Division of Solid State Physics, Department of Structure Analysis, Institute of Physics of the Czech Academy of Sciences, Cukrovarnická, Na Slovance 1999/2, 182 21 Prague 8, Czechia.

palat@fzu.cz

Short bio: Lukas Palatinus studied mineralogy and geochemistry at the Charles University in Prague. During his PhD. at the University of Bayreuth, Germany, he focused on the crystallographic analysis of modulated structures. Later, during the post-doc stay at the EPFL, Lausanne, Switzerland, he developed the program Superflip for the solution of the crystallographic phase problem for periodic and aperiodic crystals, using the iterative dual space algorithms.

Since 2009, Dr. Palatinus is the head of the group of electron crystallography at the Institute of Physics of the Czech Academy of Sciences in Prague. He and his co-workers are developing methods for crystal structure analysis from electron diffraction data, with the main focus is on the structure refinement from 3D electron diffraction using the dynamical diffraction theory.

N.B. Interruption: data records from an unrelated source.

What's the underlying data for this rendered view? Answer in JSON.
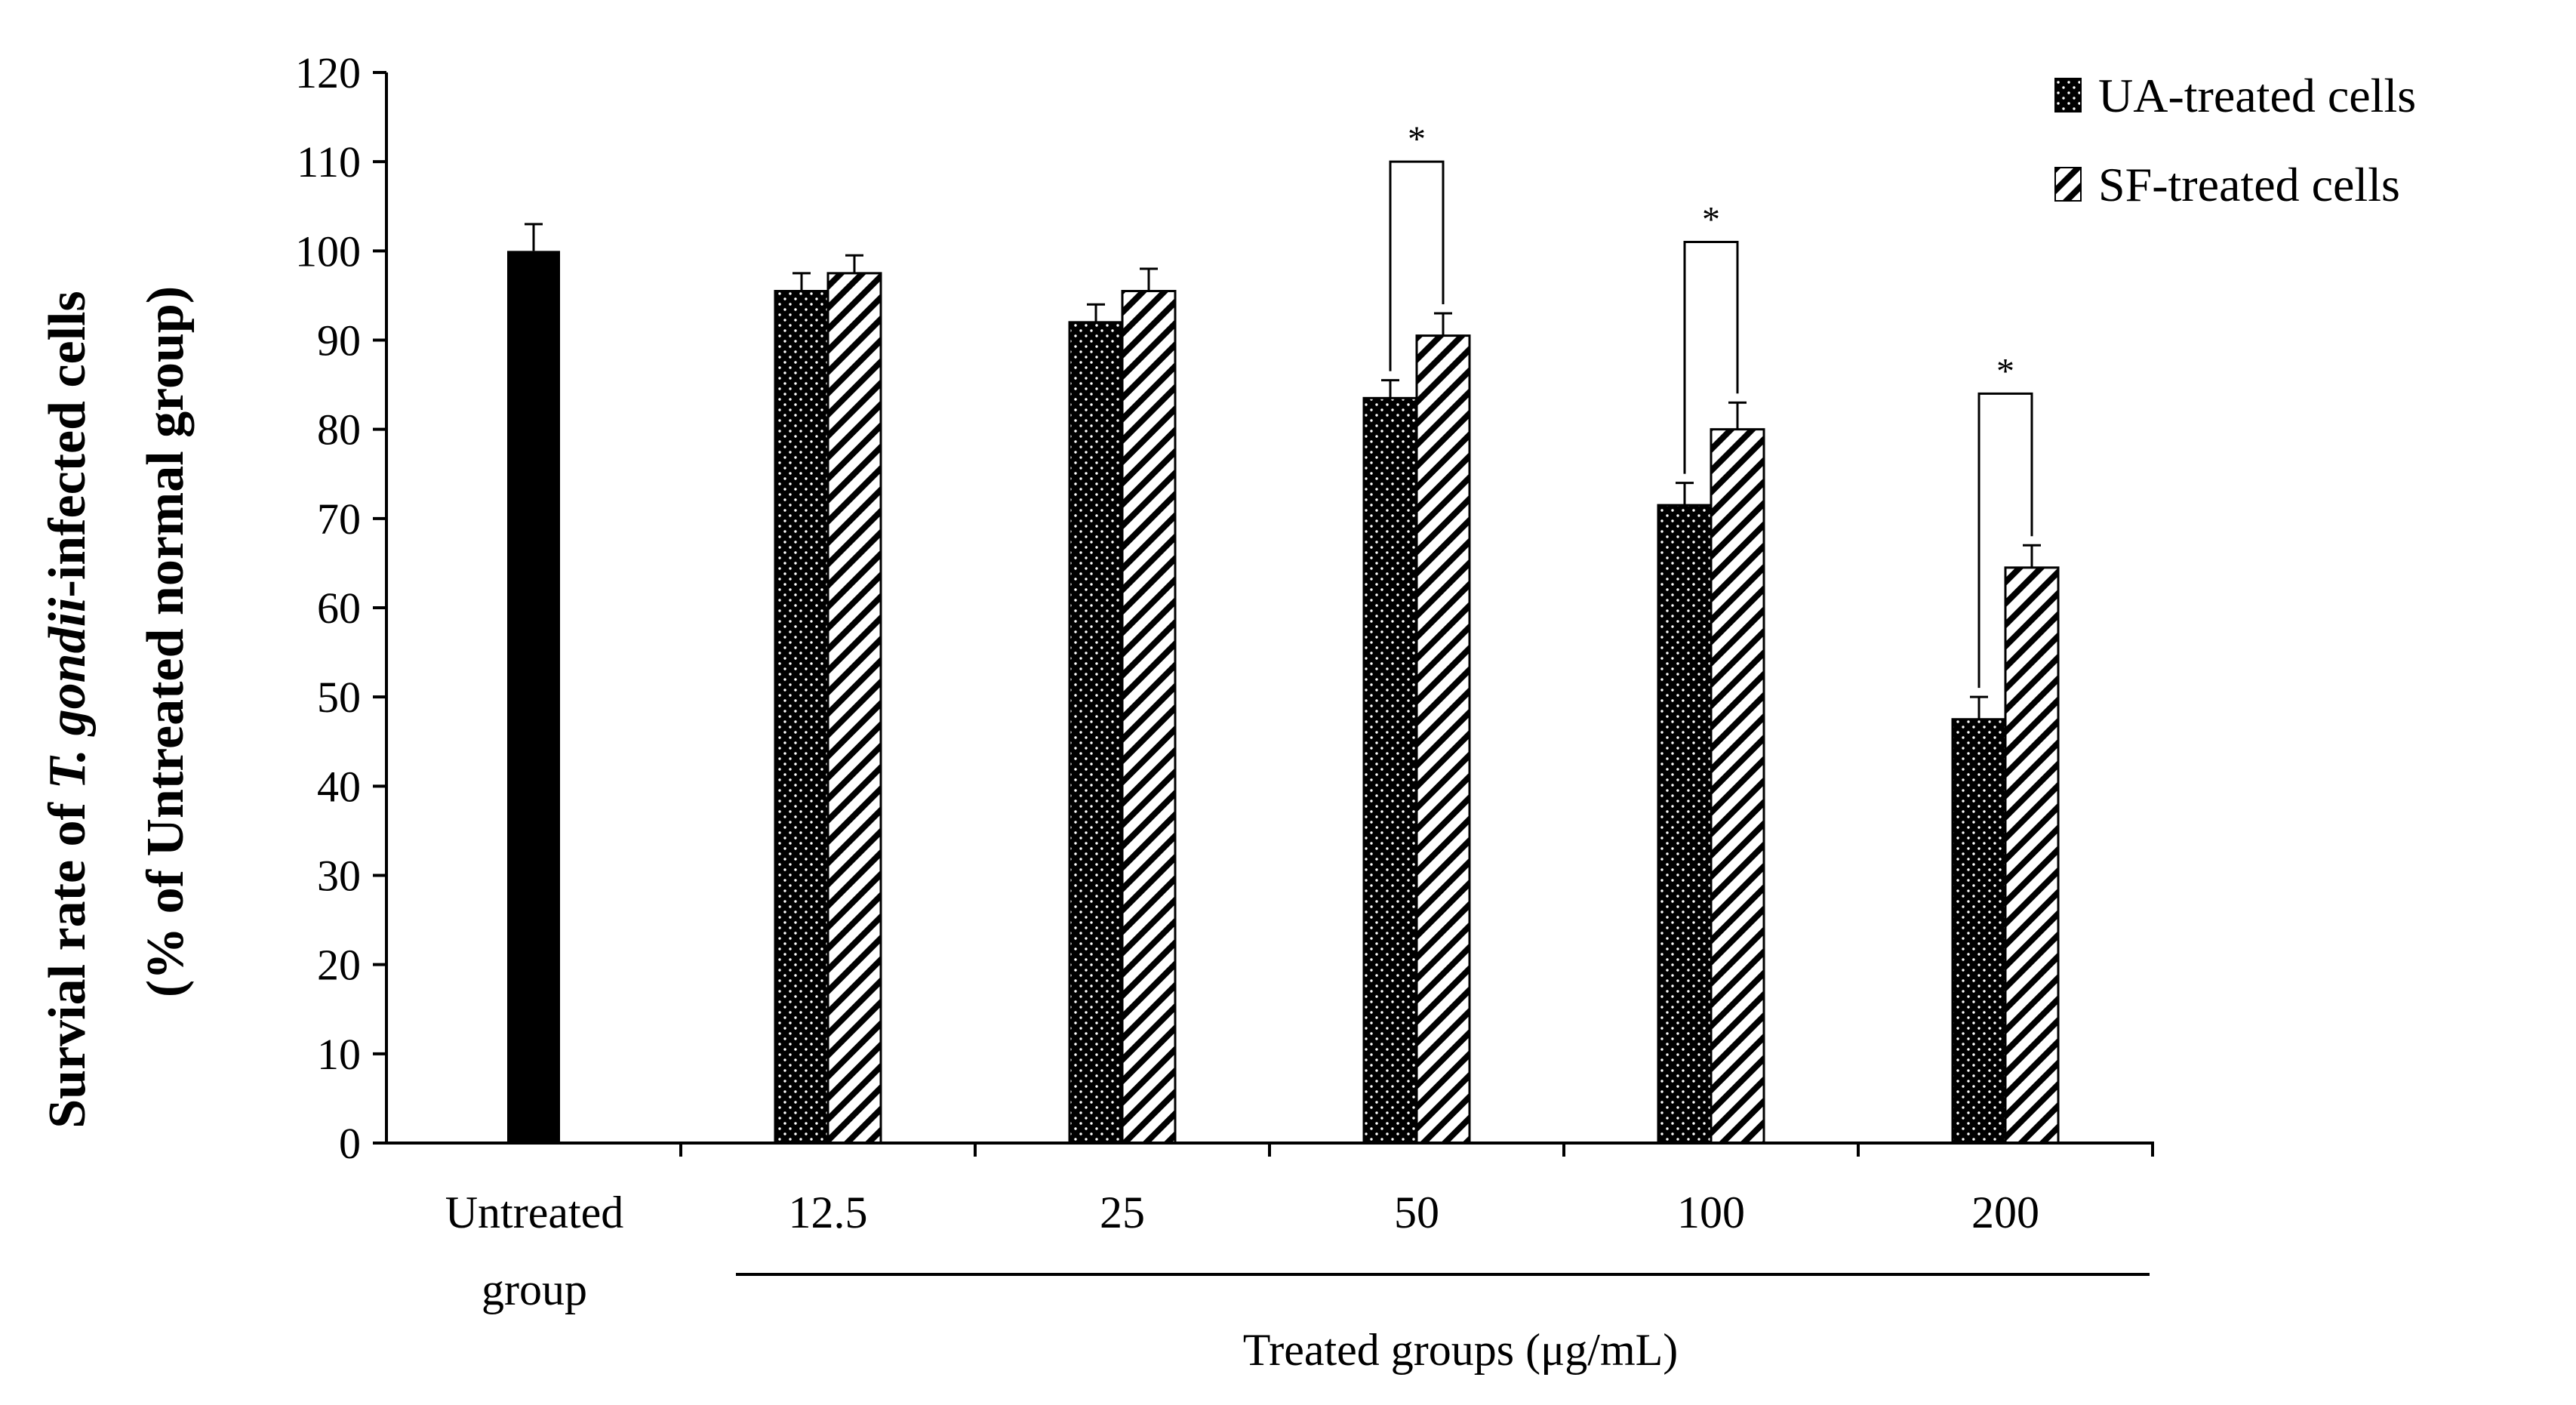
{
  "chart_data": {
    "type": "bar",
    "ylabel_line1_prefix": "Survial rate of ",
    "ylabel_line1_italic": "T. gondii",
    "ylabel_line1_suffix": "-infected cells",
    "ylabel_line2": "(% of Untreated normal group)",
    "xlabel": "Treated groups (μg/mL)",
    "ylim": [
      0,
      120
    ],
    "yticks": [
      "0",
      "10",
      "20",
      "30",
      "40",
      "50",
      "60",
      "70",
      "80",
      "90",
      "100",
      "110",
      "120"
    ],
    "control": {
      "label_line1": "Untreated",
      "label_line2": "group",
      "value": 100,
      "error": 3
    },
    "categories": [
      "12.5",
      "25",
      "50",
      "100",
      "200"
    ],
    "series": [
      {
        "name": "UA-treated cells",
        "pattern": "dots",
        "values": [
          95.5,
          92,
          83.5,
          71.5,
          47.5
        ],
        "errors": [
          2,
          2,
          2,
          2.5,
          2.5
        ]
      },
      {
        "name": "SF-treated cells",
        "pattern": "hatch",
        "values": [
          97.5,
          95.5,
          90.5,
          80,
          64.5
        ],
        "errors": [
          2,
          2.5,
          2.5,
          3,
          2.5
        ]
      }
    ],
    "significance": [
      {
        "category": "50",
        "label": "*",
        "top": 110
      },
      {
        "category": "100",
        "label": "*",
        "top": 101
      },
      {
        "category": "200",
        "label": "*",
        "top": 84
      }
    ]
  }
}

Lecture 18: Lukas Palatinus

3D electron diffraction for charge density analysis:what are the challenges?

Lukas Palatinus

Division of Solid State Physics, Department of Structure Analysis, Institute of Physics of the Czech Academy of Sciences, Cukrovarnická, Na Slovance 1999/2, 182 21 Prague 8, Czechia.

palat@fzu.cz

Abstract: Three-dimensional electron diffraction has made an immense progress since its conception 15 years ago. From first stages, when a mere structure solution was considered a success, it progressed to the stage of providing detailed structural information including hydrogen positions or partial atomic occupancies. However, the quality of the fit to the experimental data is typically still lower than what is achievable by x-ray diffraction techniques. However, obtaining information about charge density distribution requires an extremely good quality of the fit. The lecture will discuss the basics of the method, the challenges that need to be addressed to improve the accuracy needed for successful charge density study, and provide examples that demonstrate that charge density studies by 3D ED are becoming reality.